People voluntarily come to therapy for one reason and one reason only: they are miserable with feeling a certain way and have tried to solve it in every way they can think of with no positive outcome.
So they come to meet me hoping that if I like them enough, I will sprinkle magic fairy dust on their heads and make everything better. If only I or *any* therapist for that matter, were that powerful!
One of the things that a good therapist can offer is a way of changing the way you see a problem. Sometimes, doing that will allow you to find other solutions to a problem you previously thought was insurmountable.
For instance, let’s say a person comes in and says they see their problem as having to do with depression.
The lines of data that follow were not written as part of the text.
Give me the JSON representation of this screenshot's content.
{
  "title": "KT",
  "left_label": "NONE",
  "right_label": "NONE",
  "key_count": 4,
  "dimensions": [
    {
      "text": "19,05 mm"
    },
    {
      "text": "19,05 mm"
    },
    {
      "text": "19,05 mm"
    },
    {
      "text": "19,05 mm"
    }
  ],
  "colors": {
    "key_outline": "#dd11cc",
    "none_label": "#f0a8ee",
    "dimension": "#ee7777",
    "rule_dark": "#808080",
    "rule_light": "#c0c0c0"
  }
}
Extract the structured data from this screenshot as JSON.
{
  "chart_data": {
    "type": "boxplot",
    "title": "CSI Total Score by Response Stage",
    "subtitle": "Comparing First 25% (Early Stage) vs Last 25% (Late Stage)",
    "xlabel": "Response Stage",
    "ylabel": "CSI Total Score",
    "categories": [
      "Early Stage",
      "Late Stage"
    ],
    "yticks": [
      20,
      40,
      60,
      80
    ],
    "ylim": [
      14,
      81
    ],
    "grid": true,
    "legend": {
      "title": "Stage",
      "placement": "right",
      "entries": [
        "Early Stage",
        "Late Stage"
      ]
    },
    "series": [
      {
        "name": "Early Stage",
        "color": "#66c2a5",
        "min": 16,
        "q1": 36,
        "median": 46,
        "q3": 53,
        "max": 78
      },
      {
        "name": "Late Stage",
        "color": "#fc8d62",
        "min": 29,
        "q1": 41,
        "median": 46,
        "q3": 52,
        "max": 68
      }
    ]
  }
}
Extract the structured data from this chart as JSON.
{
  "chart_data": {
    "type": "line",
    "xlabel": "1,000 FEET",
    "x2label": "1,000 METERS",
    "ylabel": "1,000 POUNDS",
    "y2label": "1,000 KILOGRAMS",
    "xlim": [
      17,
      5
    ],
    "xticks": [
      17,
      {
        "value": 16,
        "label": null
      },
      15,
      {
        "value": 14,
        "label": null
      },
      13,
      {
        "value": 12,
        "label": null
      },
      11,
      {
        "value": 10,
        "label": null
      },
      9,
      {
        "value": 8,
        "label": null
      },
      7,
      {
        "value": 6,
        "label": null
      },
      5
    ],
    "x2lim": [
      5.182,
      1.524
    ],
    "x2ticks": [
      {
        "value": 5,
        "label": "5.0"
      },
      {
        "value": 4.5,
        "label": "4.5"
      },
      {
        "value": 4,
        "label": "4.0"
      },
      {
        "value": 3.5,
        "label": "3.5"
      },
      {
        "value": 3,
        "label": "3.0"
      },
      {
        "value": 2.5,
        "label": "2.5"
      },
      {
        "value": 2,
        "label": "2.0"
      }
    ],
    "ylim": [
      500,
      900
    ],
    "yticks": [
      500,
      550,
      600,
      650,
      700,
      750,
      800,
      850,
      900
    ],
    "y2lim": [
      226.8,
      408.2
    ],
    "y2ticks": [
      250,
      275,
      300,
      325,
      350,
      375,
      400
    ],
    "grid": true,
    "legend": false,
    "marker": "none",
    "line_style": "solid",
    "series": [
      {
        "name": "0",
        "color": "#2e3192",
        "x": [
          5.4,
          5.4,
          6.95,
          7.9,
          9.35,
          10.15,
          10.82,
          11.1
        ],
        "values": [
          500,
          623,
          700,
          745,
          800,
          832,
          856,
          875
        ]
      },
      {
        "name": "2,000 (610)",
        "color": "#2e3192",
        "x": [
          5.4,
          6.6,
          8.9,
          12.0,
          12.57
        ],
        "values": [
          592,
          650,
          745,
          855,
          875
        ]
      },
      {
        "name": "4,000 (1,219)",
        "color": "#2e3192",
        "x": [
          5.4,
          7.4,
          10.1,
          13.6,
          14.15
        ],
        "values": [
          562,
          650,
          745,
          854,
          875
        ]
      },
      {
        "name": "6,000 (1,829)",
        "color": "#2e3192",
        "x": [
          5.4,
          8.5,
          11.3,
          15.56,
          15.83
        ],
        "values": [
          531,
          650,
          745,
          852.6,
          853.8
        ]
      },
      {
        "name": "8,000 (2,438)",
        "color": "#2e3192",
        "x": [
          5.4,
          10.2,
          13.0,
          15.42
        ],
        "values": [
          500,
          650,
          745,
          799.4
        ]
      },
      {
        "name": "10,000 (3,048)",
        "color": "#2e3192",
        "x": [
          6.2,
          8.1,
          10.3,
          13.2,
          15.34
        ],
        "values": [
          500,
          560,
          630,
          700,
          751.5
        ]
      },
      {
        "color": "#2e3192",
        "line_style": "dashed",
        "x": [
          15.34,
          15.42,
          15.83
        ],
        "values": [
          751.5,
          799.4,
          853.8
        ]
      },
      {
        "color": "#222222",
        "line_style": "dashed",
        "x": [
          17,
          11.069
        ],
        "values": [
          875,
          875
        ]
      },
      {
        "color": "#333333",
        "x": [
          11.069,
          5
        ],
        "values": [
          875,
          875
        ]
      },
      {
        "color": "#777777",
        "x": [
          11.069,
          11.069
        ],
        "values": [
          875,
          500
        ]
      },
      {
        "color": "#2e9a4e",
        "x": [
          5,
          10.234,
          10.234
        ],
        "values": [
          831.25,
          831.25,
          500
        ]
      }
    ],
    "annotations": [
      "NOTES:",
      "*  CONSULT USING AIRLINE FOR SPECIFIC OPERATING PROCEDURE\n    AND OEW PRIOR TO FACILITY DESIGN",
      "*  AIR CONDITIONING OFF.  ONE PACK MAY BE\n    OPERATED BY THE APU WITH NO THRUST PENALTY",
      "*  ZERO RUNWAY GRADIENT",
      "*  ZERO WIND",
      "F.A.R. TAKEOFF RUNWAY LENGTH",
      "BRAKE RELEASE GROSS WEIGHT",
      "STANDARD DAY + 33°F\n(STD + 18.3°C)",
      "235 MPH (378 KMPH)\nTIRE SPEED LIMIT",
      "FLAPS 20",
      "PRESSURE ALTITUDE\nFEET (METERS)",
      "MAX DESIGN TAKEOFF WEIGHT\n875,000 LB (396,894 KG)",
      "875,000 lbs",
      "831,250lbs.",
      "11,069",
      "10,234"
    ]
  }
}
This person tells you that they became chronically ill a few years ago and now feel sad and hopeless most of the time. After asking many questions, we learn that the patient isn’t nearly as social as they used to be because of their illness and it’s limitations. There is a sense of shame and feeling like no one really wants to be around them because they are chronically ill.
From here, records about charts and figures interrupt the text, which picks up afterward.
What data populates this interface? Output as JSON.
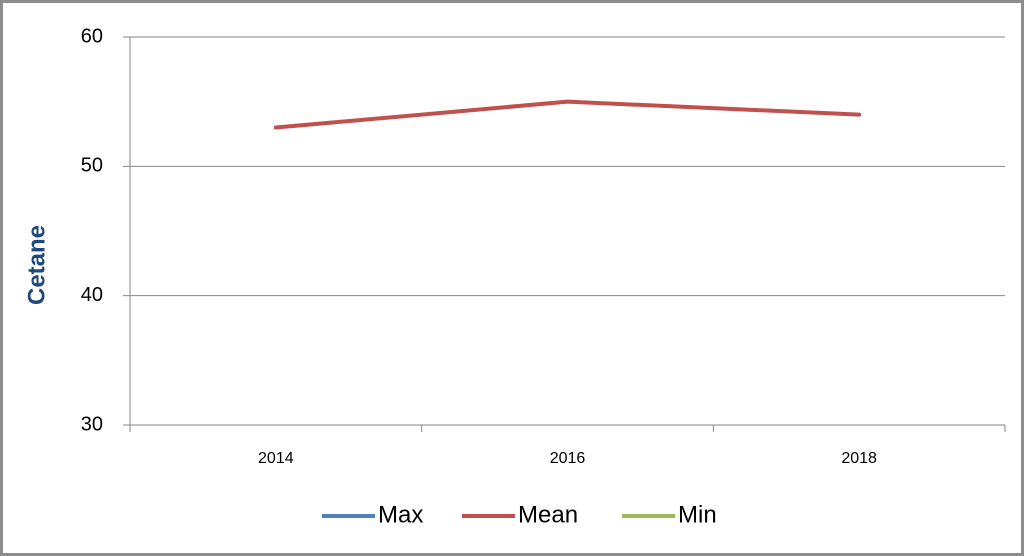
{
  "chart_data": {
    "type": "line",
    "categories": [
      "2014",
      "2016",
      "2018"
    ],
    "series": [
      {
        "name": "Max",
        "color": "#4f81bd",
        "values": [
          null,
          null,
          null
        ]
      },
      {
        "name": "Mean",
        "color": "#c0504d",
        "values": [
          53,
          55,
          54
        ]
      },
      {
        "name": "Min",
        "color": "#9bbb59",
        "values": [
          null,
          null,
          null
        ]
      }
    ],
    "ylabel": "Cetane",
    "ylim": [
      30,
      60
    ],
    "yticks": [
      30,
      40,
      50,
      60
    ],
    "grid": true,
    "legend": "bottom"
  }
}
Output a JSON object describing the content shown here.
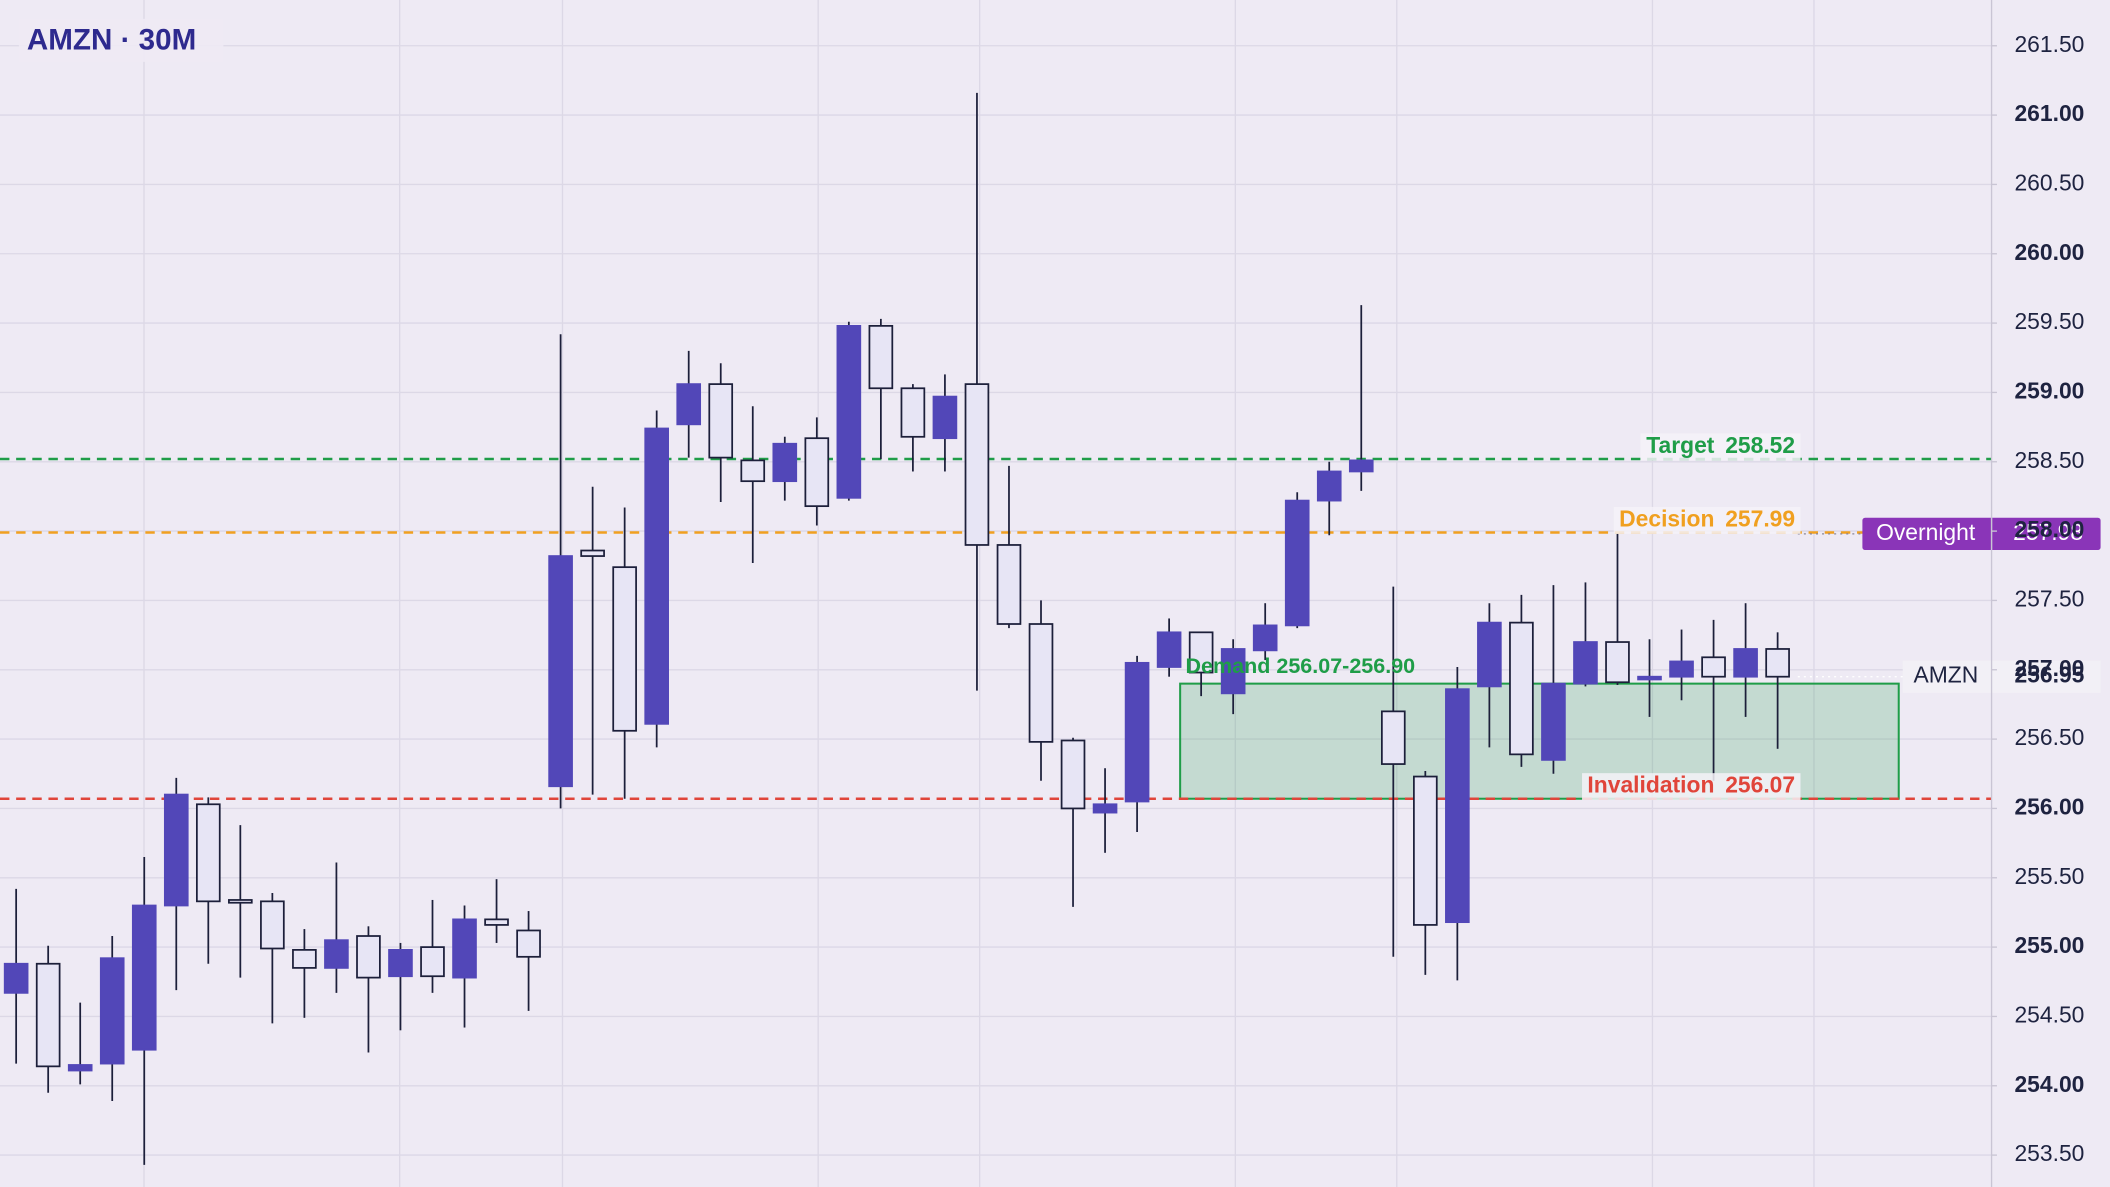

Some of that might be true. Especially if the only thing the patient wants to talk about is their health problems. But what if the patient can spend their time in therapy talking about their health issues and use the time with friends and family to catch up on the lives of others? What if the patient made an effort to get out of their own head, their own sense of the world, for a short time? Might this lead to more social interactions? A changed perception of others and self as a result?
Personally, I think it’s worth a shot.